Acquitted in one criminal case and facing another, Weare School Board member Rochelle Kelley says her failure to “comply with tyranny” and her belief in the Constitution have made her a lightning rod for criticism, including death threats.
Kelley was cleared of disorderly conduct charges on Aug. 11 in connection with an April 2020 incident in which police asked people to leave a Concord playground closed as a COVID-19 pandemic precaution.
Judge Edwin Kelly, who presided over her trial, said that Kelley behaved reasonably, didn’t refuse to leave and did not violate the law.
Police said she and two other people declined police requests to leave.
In a video that captured the event, someone called police “Concord Nazis,” one coughs in the officers’ direction and one compares the officers’ actions to those of Nazis rounding up Jews during the Holocaust.
Kelley, 33, said she never called the officers Nazis.
During the confrontation, she said, “I don’t understand why the Constitution is an opinion. In all seriousness, don’t you feel really sad you’re a police officer, a man of the law, and you’re kicking kids off (the playground)?”
Dan Hynes, her defense attorney, said she did obey the officers’ orders to leave and that she may have been confused with someone who acted differently.
In an interview Monday, Kelley said she had expected that she would be acquitted.
“I haven’t been worried about it the entire time,” she said.
The case led to a big community reaction.
“I received endless amounts of death threats, DCYF (Division for Children, Youth and Families) was called on me, all kinds of things, but that’s expected when you’re on the right side of history. And it didn’t stop just because I was found not guilty. It’s still going crazy.
“They’re just super liberal and don’t believe in freedom.
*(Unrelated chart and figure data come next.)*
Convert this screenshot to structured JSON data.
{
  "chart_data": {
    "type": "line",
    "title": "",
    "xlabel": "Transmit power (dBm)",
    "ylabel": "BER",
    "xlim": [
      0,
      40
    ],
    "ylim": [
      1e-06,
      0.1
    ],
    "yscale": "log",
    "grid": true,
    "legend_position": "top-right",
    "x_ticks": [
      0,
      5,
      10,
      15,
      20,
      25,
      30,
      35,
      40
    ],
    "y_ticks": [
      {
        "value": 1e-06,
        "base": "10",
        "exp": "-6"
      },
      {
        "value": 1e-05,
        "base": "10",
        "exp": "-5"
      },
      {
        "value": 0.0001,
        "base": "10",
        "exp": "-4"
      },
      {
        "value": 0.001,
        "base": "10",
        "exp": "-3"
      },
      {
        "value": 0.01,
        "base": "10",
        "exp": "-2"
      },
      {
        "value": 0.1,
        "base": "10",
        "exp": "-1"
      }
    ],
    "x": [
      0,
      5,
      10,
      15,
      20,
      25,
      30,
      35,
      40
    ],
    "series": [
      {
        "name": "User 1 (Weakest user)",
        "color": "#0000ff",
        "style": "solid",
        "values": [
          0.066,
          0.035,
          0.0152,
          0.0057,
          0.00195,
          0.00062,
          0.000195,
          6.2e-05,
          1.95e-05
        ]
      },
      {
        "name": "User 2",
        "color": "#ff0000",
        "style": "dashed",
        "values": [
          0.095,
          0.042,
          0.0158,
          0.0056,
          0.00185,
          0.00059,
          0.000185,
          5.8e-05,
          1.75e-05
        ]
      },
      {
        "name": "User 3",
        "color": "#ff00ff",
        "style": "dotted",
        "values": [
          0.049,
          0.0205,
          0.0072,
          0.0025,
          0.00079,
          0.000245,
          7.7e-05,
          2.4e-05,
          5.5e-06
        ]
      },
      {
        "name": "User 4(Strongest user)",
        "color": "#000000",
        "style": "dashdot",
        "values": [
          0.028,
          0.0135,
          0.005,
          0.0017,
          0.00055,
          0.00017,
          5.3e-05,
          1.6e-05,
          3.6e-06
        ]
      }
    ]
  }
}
They believe masks are for the greater good, if you don’t do it you’re killing grandma, they don’t believe in real science, they believe in mainstream media. Anything the news tells them, they believe.”
Meanwhile, she faces charges of obstruction of government administration and resisting arrest related to a July 25 incident with Weare police. Officers had pulled over her husband, Samuel Kelley, for driving a van without a current inspection sticker or registration. The van had been pulled over four days earlier for the same violation.
“The operator was informed his vehicle would be towed from the scene,” Weare Police Chief Christopher Moore said in an email about the July 25 incident. “During the inventory search of the vehicle, Mrs. Rochelle Kelley, who had been a passenger in the vehicle, engaged in conduct which resulted in her being placed under arrest.”
A short video posted on social media shows Kelley yelling at officers, leveling a homophobic slur and screaming at them to loosen her handcuffs.
Kelley said she’s not sure when this case will go to court.
“If it’s a typical New Hampshire way, it will probably take a year-and-a-half,” she said. “They don’t believe in speedy trials.”
She said the length of time it took for her 2020 Concord playground case to come to trial actually worked in her favor.
“By the time it was in front of a judge, the majority of the world realized that being forced into all these restrictions is nothing more than complying to tyranny,” she said.
She also thinks the case arising from the incident with Weare police will ultimately be decided in her favor. The interaction with police lasted three-and-a-half hours and the video clip is just about 10 seconds, she said.
Kelley said she and her husband objected to a search of the vehicle.
“We declined an inventory, which shouldn’t be legal to begin with,” she said. “He did it anyway and arrested me because I said ‘no.’”
Kelley said she could have complied, but contends that would go against search and seizure protections under the Fourth Amendment.
On Aug. 17, the Weare School Board censured her for remarks made to police.
During the meeting, School Board Chairwoman Wendy Curry said this was the only way to show “that homophobic statements to police officers is not an acceptable school board thing.”